Many people think that an artist who is completely and utterly devoted to their craft wouldn’t be concerned with such menial things as organization. After all, wouldn’t the time it takes to clean up be much better spent making art?

But while there is a lot of truth that the creative process itself could be called messy, one thing should always be remembered:

The mess doesn’t have to be within the artist.

Messy Mind, Messy Life

That internal mess is what so many artists, and others, get confused about. People think that creativity has to come from a chaotic place, and so artists by their very nature have to be chaotic people. But all too often these misconceptions have self-injurious consequences, and such artists may be characterized by:

  • Stream-of-consiousness thoughts that aren’t really useful
  • Impulsive actions that have averse consequences to people around them
  • Attention deficits that keep them from focusing on a task
  • Depression, Anxiety, and Stress

What is on the inside quickly spills to the outside, and the artist’s life and studio can easily become an unproductive wreck. Not only is this bad for the artist, but it’s also bad for the poor people who live with them.

Messy Artist's Studio

“Um… has anybody seen my Cadmium Red?” (Photo by Dimov-Gottshall – CC BY-NC-SA 2.0)

Messy Is Not A Requirement

Disorganization is not a prerequisite to creative genius. This is a classic misunderstanding about correlation vs. causation. Just because some artists are messy, and even famous ones may claim that it helps them make their art, that doesn’t prove that it does.

In fact, you could make the case that the opposite is true: that organized artists who keep a clean workspace as well as a clean thought process are in a better position to create better work…and create more of it.

“I believe I can execute and produce in any environment but I must have order and organization to do the mental work involved in creating art. Chaos and disorder would disturb my concentration or peace of mind and make it difficult for me to imagine, conceptualize and write.” – Nadege Morey, New York Collage/Assemblage

While many artists can create in a disorganized environment, we will probably do better work when we have our workspace designed in such a way as to facilitate creative actions and focus creative thoughts.

An Exercise: Mess vs. No Mess

Think about this scenario: let’s say you have an important task you have to turn in the next morning. You estimate it will take about four solid hours of work to do it. But you haven’t started it yet, and you have to gather a number of materials in order to start the work.

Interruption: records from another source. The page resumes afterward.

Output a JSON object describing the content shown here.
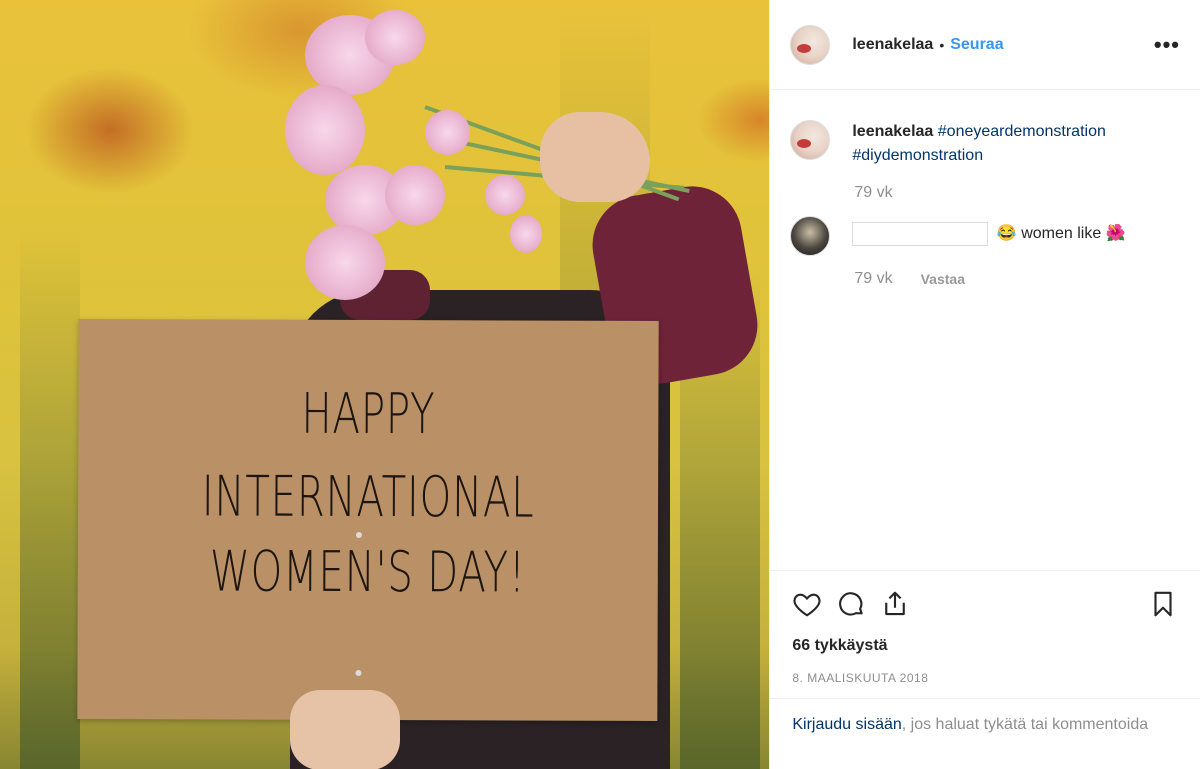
{
  "post": {
    "username": "leenakelaa",
    "separator": "•",
    "follow_label": "Seuraa",
    "more_label": "•••"
  },
  "photo": {
    "sign_lines": [
      "HAPPY",
      "INTERNATIONAL",
      "WOMEN'S DAY!"
    ]
  },
  "caption": {
    "username": "leenakelaa",
    "hashtag1": "#oneyeardemonstration",
    "hashtag2": "#diydemonstration",
    "time": "79 vk"
  },
  "comment": {
    "emoji1": "😂",
    "text": "women like",
    "emoji2": "🌺",
    "time": "79 vk",
    "reply_label": "Vastaa"
  },
  "actions": {
    "likes": "66 tykkäystä",
    "date": "8. MAALISKUUTA 2018"
  },
  "login": {
    "link": "Kirjaudu sisään",
    "text": ", jos haluat tykätä tai kommentoida"
  },
  "icons": [
    "heart-icon",
    "comment-icon",
    "share-icon",
    "bookmark-icon",
    "more-icon"
  ]
}
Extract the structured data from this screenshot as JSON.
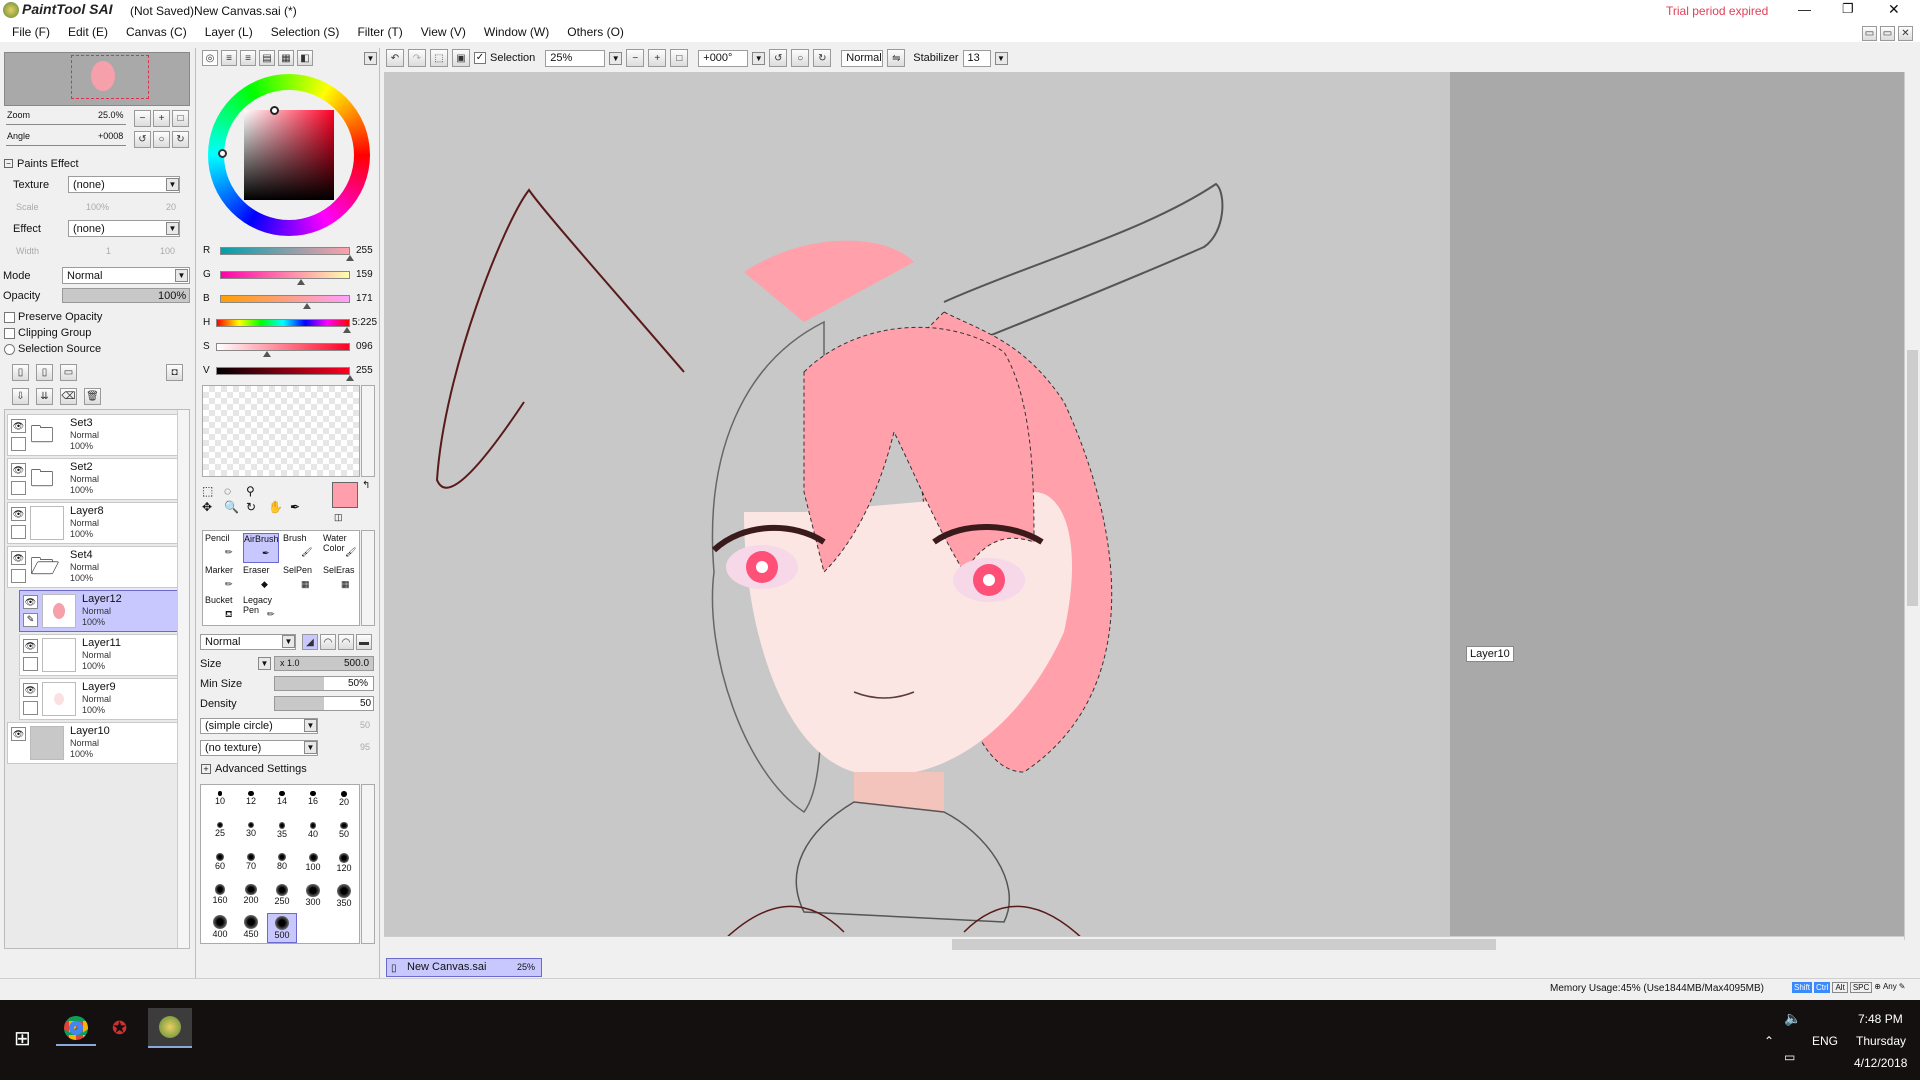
{
  "app": {
    "logo": "PaintTool SAI",
    "title": "(Not Saved)New Canvas.sai (*)",
    "trial": "Trial period expired",
    "min": "—",
    "max": "❐",
    "close": "✕"
  },
  "menu": [
    "File (F)",
    "Edit (E)",
    "Canvas (C)",
    "Layer (L)",
    "Selection (S)",
    "Filter (T)",
    "View (V)",
    "Window (W)",
    "Others (O)"
  ],
  "nav": {
    "zoom_label": "Zoom",
    "zoom_value": "25.0%",
    "angle_label": "Angle",
    "angle_value": "+0008"
  },
  "paints_effect": {
    "header": "Paints Effect",
    "texture_label": "Texture",
    "texture_value": "(none)",
    "scale_label": "Scale",
    "scale_value": "100%",
    "scale_num": "20",
    "effect_label": "Effect",
    "effect_value": "(none)",
    "width_label": "Width",
    "width_value": "1",
    "width_num": "100"
  },
  "layer_props": {
    "mode_label": "Mode",
    "mode_value": "Normal",
    "opacity_label": "Opacity",
    "opacity_value": "100%",
    "preserve": "Preserve Opacity",
    "clipping": "Clipping Group",
    "selsource": "Selection Source"
  },
  "layers": [
    {
      "name": "Set3",
      "mode": "Normal",
      "opacity": "100%",
      "folder": true
    },
    {
      "name": "Set2",
      "mode": "Normal",
      "opacity": "100%",
      "folder": true
    },
    {
      "name": "Layer8",
      "mode": "Normal",
      "opacity": "100%",
      "folder": false
    },
    {
      "name": "Set4",
      "mode": "Normal",
      "opacity": "100%",
      "folder": true
    },
    {
      "name": "Layer12",
      "mode": "Normal",
      "opacity": "100%",
      "folder": false
    },
    {
      "name": "Layer11",
      "mode": "Normal",
      "opacity": "100%",
      "folder": false
    },
    {
      "name": "Layer9",
      "mode": "Normal",
      "opacity": "100%",
      "folder": false
    },
    {
      "name": "Layer10",
      "mode": "Normal",
      "opacity": "100%",
      "folder": false
    }
  ],
  "color": {
    "r_label": "R",
    "r": "255",
    "g_label": "G",
    "g": "159",
    "b_label": "B",
    "b": "171",
    "h_label": "H",
    "h": "5:225",
    "s_label": "S",
    "s": "096",
    "v_label": "V",
    "v": "255",
    "fg": "#ff9fab",
    "bg": "#ffffff",
    "r_frac": 1.0,
    "g_frac": 0.62,
    "b_frac": 0.67,
    "h_frac": 0.98,
    "s_frac": 0.38,
    "v_frac": 1.0
  },
  "tools": [
    {
      "name": "Pencil"
    },
    {
      "name": "AirBrush"
    },
    {
      "name": "Brush"
    },
    {
      "name": "Water Color"
    },
    {
      "name": "Marker"
    },
    {
      "name": "Eraser"
    },
    {
      "name": "SelPen"
    },
    {
      "name": "SelEras"
    },
    {
      "name": "Bucket"
    },
    {
      "name": "Legacy Pen"
    }
  ],
  "brush": {
    "mode": "Normal",
    "size_label": "Size",
    "size_mult": "x 1.0",
    "size_value": "500.0",
    "minsize_label": "Min Size",
    "minsize_value": "50%",
    "density_label": "Density",
    "density_value": "50",
    "shape": "(simple circle)",
    "shape_num": "50",
    "texture": "(no texture)",
    "texture_num": "95",
    "advanced": "Advanced Settings",
    "minsize_frac": 0.5,
    "density_frac": 0.5
  },
  "brush_sizes": [
    "10",
    "12",
    "14",
    "16",
    "20",
    "25",
    "30",
    "35",
    "40",
    "50",
    "60",
    "70",
    "80",
    "100",
    "120",
    "160",
    "200",
    "250",
    "300",
    "350",
    "400",
    "450",
    "500"
  ],
  "toolbar": {
    "selection_label": "Selection",
    "zoom": "25%",
    "angle": "+000°",
    "blend": "Normal",
    "stabilizer_label": "Stabilizer",
    "stabilizer": "13"
  },
  "canvas": {
    "tooltip": "Layer10"
  },
  "tab": {
    "name": "New Canvas.sai",
    "zoom": "25%"
  },
  "status": {
    "memory": "Memory Usage:45% (Use1844MB/Max4095MB)",
    "keys": [
      "Shift",
      "Ctrl",
      "Alt",
      "SPC"
    ],
    "any": "Any"
  },
  "taskbar": {
    "time": "7:48 PM",
    "day": "Thursday",
    "date": "4/12/2018",
    "lang": "ENG"
  }
}
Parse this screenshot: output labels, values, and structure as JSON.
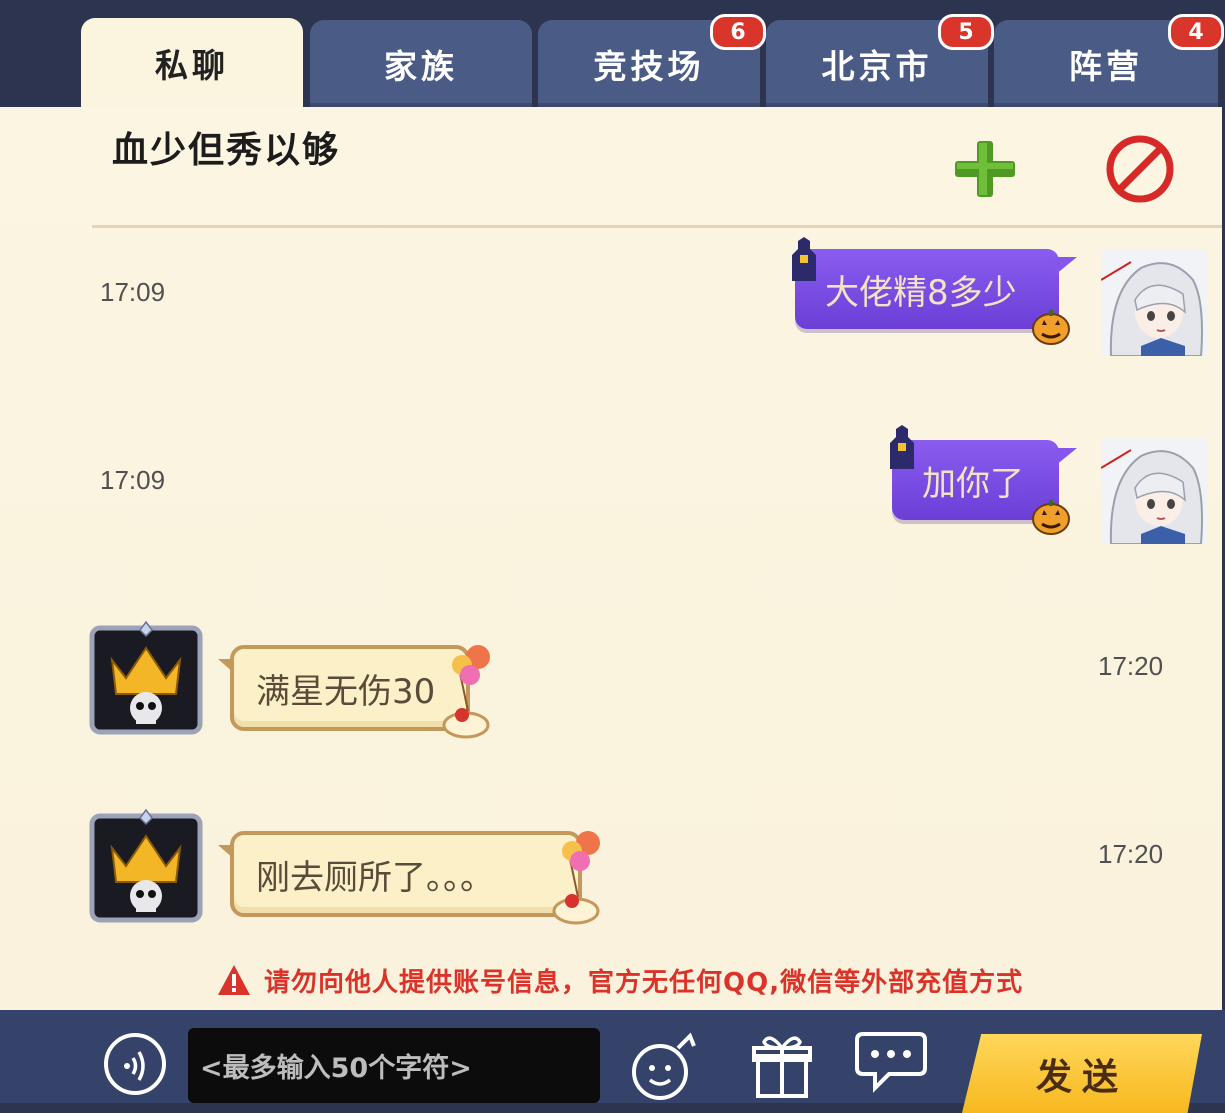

Now imagine yourself going into a messy room to work in. What thoughts cross your mind? You may believe that you have a practiced thought process that instantly disregards the mess and allows you to go on with whatever you were going to do. But if you stop and really think, you may be saying to yourself:

  • Ugh! I forgot how messy this place is.
  • Now where was that brush I was using?
  • Oh, that project over there… I will have to finish it this week.
  • Look at this floor… I wonder if that paint will come out?
  • Look at all these files on my computer desktop! Now where was that text document?

If this does happen, then the mess is probably taking precious mental cycles away from what you’re really trying to do. The next thing you know, you’re knee-deep in stuff, trying to find what you misplaced. Or you’re shuffling around papers on your desk. And you forget what you’re supposed to do in there in the first place.

The result? The next day, you sleepily turn in a half-done piece of work that you know could have been done better. don’t turn it in at all.


What if you had gone into a workspace that was neatly organized and you knew where everything was? Even better, what if the materials you needed to do the assignment were already gathered in the middle of the room or your desk, and nothing else was around to distract you?
Do you think you could focus better, spend more time doing work that mattered, and feel better doing it?

Setting the Stage for Success

The happiest, most productive artists are not necessarily the most talented. (That’s another myth.)

They are the ones who put themselves in a position to be the most successful. 

They give themselves permission to succeed by setting the stage first, giving themselves the best opportunity to make great art. In doing so, they remove distractions, set aside time for the work, and prepare their materials before actually working.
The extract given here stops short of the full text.